Yeah, I kinda think the SEC should be in charge of whether you're doing a pump-and-dump or not.


>I’m curious why the sub went private though.

They considered making it private [and did briefly] during previous fiascos. At the time there were threads by the mods in which you can post so you are included but the alternative was by post history. It's very possible they've left e.g. the 10% most active posters in the sub and can still coordinate to an extent.

Edit: That seems to be the case, as their new message is "WallStreetBets is under in tents load and is only for approved submitters. In the meantime, please enjoy some spaghetti. https://www.youtube.com/watch?v=gW1GR7BECq4"

Edit2: Now changed to "We are experiencing technical difficulties based on unprecedented scale as a result of the newfound interest in WSB. We are unable to ensure Reddit's content policy and the WSB rules are enforceable without a technology platform that can support automation of this enforcement. WSB will be back.

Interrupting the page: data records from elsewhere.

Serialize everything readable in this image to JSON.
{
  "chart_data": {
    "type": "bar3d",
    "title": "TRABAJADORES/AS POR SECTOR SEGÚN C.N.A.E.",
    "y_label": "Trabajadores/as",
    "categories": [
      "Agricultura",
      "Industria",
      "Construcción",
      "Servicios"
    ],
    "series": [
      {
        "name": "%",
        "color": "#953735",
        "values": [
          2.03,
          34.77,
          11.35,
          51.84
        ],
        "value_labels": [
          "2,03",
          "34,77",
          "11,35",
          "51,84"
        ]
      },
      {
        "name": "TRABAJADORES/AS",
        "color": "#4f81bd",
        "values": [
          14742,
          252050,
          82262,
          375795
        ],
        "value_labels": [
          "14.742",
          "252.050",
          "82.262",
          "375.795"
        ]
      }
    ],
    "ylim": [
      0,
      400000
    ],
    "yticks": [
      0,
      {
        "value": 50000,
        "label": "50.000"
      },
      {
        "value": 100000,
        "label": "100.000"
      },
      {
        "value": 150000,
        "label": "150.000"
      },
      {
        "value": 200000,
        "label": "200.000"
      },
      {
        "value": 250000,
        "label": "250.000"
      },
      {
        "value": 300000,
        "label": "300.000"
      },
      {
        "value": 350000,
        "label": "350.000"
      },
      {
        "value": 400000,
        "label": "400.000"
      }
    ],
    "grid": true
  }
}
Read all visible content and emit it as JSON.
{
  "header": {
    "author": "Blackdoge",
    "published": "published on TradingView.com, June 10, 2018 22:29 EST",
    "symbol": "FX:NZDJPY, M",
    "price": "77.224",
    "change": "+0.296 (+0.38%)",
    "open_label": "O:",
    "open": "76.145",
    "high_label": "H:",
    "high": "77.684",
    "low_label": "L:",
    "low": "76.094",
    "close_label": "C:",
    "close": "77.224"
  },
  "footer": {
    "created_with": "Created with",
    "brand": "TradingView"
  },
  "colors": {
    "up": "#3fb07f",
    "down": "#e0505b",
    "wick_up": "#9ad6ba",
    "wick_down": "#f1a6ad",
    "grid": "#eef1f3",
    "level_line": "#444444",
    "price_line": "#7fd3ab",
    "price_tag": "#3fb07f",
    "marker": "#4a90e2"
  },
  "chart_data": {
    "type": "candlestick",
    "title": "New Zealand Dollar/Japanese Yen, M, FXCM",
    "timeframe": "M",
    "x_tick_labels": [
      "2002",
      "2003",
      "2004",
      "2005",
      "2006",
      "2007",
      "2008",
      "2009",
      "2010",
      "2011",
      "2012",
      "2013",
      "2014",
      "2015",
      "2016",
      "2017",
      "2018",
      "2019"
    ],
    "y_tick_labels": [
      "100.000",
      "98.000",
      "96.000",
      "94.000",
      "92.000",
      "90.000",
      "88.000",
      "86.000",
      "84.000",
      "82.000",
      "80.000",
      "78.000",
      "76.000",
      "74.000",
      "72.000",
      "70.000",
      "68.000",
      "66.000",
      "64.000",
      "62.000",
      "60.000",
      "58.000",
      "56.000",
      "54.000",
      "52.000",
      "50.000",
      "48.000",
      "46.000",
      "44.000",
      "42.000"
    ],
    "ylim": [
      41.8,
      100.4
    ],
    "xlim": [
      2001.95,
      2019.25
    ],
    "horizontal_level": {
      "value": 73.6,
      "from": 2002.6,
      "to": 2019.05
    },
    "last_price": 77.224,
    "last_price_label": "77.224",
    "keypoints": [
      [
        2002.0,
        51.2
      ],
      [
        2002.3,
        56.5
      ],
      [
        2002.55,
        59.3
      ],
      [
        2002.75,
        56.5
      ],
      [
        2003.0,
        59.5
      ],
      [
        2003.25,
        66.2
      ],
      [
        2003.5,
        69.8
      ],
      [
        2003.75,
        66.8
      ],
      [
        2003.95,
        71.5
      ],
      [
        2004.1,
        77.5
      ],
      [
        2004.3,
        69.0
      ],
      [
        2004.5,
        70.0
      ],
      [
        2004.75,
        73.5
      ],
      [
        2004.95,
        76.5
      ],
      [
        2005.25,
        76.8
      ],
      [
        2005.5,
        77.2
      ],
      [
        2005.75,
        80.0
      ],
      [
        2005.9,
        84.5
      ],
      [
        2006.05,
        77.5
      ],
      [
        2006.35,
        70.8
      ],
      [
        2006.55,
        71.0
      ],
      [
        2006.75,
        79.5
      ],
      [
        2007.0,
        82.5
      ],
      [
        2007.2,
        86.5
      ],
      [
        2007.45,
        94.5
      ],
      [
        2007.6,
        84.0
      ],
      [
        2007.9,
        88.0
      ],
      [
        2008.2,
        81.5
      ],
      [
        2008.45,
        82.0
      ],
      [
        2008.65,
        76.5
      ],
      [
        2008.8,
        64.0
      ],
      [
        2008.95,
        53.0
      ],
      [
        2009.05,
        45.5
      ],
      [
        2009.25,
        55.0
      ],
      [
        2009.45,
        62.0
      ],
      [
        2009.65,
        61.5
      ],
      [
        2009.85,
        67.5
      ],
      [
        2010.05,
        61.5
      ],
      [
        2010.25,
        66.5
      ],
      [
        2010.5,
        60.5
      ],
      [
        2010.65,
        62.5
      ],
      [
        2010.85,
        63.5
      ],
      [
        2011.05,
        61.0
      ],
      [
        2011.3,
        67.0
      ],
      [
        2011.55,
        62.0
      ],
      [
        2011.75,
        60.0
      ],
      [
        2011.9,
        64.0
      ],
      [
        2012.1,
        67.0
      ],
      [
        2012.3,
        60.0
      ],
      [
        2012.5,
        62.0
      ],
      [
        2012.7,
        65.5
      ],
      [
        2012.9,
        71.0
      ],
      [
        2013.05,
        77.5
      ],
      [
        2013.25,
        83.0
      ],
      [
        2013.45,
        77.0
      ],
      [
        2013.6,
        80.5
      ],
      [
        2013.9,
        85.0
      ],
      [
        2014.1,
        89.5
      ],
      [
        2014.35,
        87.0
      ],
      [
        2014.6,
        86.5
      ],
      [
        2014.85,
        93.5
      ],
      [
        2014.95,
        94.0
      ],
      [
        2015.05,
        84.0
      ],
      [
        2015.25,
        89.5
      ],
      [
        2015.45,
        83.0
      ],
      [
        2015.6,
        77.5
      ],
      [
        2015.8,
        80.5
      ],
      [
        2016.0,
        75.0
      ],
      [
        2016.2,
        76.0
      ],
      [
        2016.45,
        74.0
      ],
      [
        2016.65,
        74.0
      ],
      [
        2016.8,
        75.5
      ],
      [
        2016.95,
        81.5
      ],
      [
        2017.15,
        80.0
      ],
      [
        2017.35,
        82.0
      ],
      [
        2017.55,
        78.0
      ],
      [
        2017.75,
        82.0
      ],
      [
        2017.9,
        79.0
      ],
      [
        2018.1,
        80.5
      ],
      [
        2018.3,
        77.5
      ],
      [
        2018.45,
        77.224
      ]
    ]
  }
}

Before it went private I popped in and saw a thread where they were debating and coordinating what to do b/c they apparently had big issues today with bots and so many messages. Earlier I saw a few comments about downvoting bots all day.

They were debating whether it would be worthwhile and feasible to limit posting to people who had commented in the reddit 6 months prior as a filter.


My rough understanding is that the sub is required by Reddit admins to perform certain actions related to every submission (and even maybe every comment) which, due to API limitations, they could no longer do automatically.


Add this to the mix. The major brokerage firms go down. When users are able to login they receive messages they can no longer make call options on GME and are only allowed to sell.


> No one has any chance to coordinate now.

Even though r/wsb is now private, there are already 3.8m people who are subbed to it and can still see & use it.


> Discord’s action is effectively market manipulation in a literal sense, because this is certainly going to affect the market.

It certainly will have an effect, but I'm not sure it meets the definition of "manipulation". I think (though am not certain) that the manipulating party would need to have a stake in the market asset for manipulation to apply. Many definitions (though not investor.gov) imply that personal gain is a requirement. No doubt there will be a legal case made here.


> No one has any chance to coordinate now.

As with other subgroups both economic and political, the real coordination happens in Telegram and Signal. The public channels amplify.